Our New Favorite Video - Corning's Willow Glass

Corning unveiled the new Willow Glass Mon., June 4; Dipak Chowdhury, head of Corning’s ultra-flexible thin-glass project Willow will deliver a presentation on the technology at the Society for Information Display’s Display Week 2012 conference in Boston.



Flexible Glass!!  Aside from making thinner displays for our growing portfolio of electronic gadgets, flexible glass can be used for a range of photovoltaic uses - solar panels, OLED lighting, and more.

And, it's cheaper to make than traditional LCD technology so it will help reduce the costs of smartphones and our gizmos.

This is Clean Technology.


Enjoy the video.

Friday, June 1, 2012

A Magical Adventure in London

Researchers at the Science Museum in London are embarking on a magical journey to try to build Charles Babbage's Analytical Engine, the computational machine he invented in 1831.  The Analytical Engine is a mechanical device designed to handle mathematical computation.
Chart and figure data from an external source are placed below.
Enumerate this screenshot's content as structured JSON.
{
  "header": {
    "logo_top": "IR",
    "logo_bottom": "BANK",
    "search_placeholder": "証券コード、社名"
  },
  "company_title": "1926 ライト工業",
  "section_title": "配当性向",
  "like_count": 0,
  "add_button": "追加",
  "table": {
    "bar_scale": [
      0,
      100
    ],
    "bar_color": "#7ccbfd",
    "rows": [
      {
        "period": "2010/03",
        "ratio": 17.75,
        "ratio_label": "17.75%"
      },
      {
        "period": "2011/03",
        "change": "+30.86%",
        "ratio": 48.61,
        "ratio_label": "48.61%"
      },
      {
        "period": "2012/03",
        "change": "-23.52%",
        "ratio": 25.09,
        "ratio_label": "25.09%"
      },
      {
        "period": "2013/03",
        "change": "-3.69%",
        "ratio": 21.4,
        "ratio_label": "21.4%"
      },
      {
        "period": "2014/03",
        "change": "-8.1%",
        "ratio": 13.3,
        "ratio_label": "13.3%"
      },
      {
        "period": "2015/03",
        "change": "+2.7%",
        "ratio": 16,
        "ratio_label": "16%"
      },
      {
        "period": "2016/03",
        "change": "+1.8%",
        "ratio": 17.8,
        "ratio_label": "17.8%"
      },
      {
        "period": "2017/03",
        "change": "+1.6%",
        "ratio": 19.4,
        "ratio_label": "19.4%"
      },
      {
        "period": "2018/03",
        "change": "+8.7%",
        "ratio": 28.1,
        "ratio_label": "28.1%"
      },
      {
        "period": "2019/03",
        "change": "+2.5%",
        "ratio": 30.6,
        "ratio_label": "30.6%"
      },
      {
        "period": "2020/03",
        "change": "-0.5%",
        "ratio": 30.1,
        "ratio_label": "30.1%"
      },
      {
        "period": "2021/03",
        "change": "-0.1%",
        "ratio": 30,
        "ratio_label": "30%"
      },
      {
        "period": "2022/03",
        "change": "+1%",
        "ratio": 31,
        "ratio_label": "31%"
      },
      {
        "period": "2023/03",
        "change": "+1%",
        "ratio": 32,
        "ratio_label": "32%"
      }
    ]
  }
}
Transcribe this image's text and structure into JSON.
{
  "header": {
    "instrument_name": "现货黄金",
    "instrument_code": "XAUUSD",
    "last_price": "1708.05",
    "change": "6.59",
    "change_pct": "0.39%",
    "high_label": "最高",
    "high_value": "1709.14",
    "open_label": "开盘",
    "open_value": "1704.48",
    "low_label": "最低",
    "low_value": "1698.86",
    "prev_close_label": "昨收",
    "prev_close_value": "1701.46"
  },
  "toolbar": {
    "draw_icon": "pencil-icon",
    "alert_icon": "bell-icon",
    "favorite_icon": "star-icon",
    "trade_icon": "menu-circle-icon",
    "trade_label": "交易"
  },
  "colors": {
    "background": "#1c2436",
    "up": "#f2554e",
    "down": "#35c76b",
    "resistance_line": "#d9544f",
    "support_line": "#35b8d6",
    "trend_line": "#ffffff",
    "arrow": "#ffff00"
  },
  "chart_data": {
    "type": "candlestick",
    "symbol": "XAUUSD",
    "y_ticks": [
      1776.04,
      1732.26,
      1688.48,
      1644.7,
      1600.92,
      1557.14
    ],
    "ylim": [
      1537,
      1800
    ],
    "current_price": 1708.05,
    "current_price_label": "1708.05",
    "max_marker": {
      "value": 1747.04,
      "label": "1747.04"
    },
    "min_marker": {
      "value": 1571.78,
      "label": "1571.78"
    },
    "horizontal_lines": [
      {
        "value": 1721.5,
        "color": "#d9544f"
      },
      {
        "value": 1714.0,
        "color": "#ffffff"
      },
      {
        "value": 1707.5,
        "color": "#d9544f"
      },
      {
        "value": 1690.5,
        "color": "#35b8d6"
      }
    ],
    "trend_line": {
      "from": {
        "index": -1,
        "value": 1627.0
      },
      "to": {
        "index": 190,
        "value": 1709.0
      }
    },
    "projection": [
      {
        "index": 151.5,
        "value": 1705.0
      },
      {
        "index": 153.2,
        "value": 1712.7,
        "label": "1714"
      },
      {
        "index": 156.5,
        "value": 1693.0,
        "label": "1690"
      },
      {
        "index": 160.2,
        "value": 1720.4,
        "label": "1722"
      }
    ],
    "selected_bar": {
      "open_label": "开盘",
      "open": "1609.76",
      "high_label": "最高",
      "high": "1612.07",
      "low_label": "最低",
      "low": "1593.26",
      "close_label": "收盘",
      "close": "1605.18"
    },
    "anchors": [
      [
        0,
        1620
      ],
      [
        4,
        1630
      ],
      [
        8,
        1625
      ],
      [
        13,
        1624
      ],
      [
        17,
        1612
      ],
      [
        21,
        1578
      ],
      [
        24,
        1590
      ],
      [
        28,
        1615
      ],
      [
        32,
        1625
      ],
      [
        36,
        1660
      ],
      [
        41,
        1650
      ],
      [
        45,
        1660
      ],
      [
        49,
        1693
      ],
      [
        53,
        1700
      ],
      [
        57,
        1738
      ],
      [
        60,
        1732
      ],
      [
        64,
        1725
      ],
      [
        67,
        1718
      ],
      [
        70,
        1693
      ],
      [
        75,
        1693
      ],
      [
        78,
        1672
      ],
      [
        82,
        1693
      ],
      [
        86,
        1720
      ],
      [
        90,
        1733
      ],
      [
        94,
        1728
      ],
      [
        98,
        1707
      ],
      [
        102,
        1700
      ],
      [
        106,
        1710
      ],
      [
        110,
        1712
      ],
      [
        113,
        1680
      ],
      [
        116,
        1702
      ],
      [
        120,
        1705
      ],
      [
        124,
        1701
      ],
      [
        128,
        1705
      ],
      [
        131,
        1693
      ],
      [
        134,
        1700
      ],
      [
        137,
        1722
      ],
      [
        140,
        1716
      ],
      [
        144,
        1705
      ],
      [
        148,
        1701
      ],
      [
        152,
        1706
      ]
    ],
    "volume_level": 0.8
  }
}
The researchers are planning a 10 year, multi-million dollar (pounds really) adventure to take the blueprints of the various iterations of Mr. Babbage's invention and try to figure out how to actually build it.  The effort will include some crowd-sourced review of scanned copies of his drawings to seek suggestions from the public on the effort.

What is exciting about a project like this is the ability to see how the inventor's thinking about his invention evolved.  I have always been fascinated about the deep thinking of inventors and the convergence of how inventors invent and serendipitous discovery, serendipitous discovery being the ah ha moment or the discovery of something you didn't know you were looking for in the first place.  How did his ideas evolve, how did he change the way he described them - to himself.  How did Mr. Babbage translate his thinking onto paper?  Did his notes provide a road map to his discovery?  In today's digital age with a tendency to just keep modifying the same digital artifacts, do we lose that path to envision another's thought process?

One of the best narratives on Charles Babbage and his analytical inventions and his collaboration with Augusta Ada Kind, Countess of Lovelace can be found in James Gleick's, "The Information: A History, A Theory, A Flood." 

For the patent cognoscenti out there, it's interesting to consider how this clearly physical mechanical device, designed to handle algorithmic math complete with its physical input media, might be considered in light of business methods patents, patentability of algorithms, and the "it's not patentable if you can do it with a piece of paper and a pencil" argument in today's electrical computational discipline arena.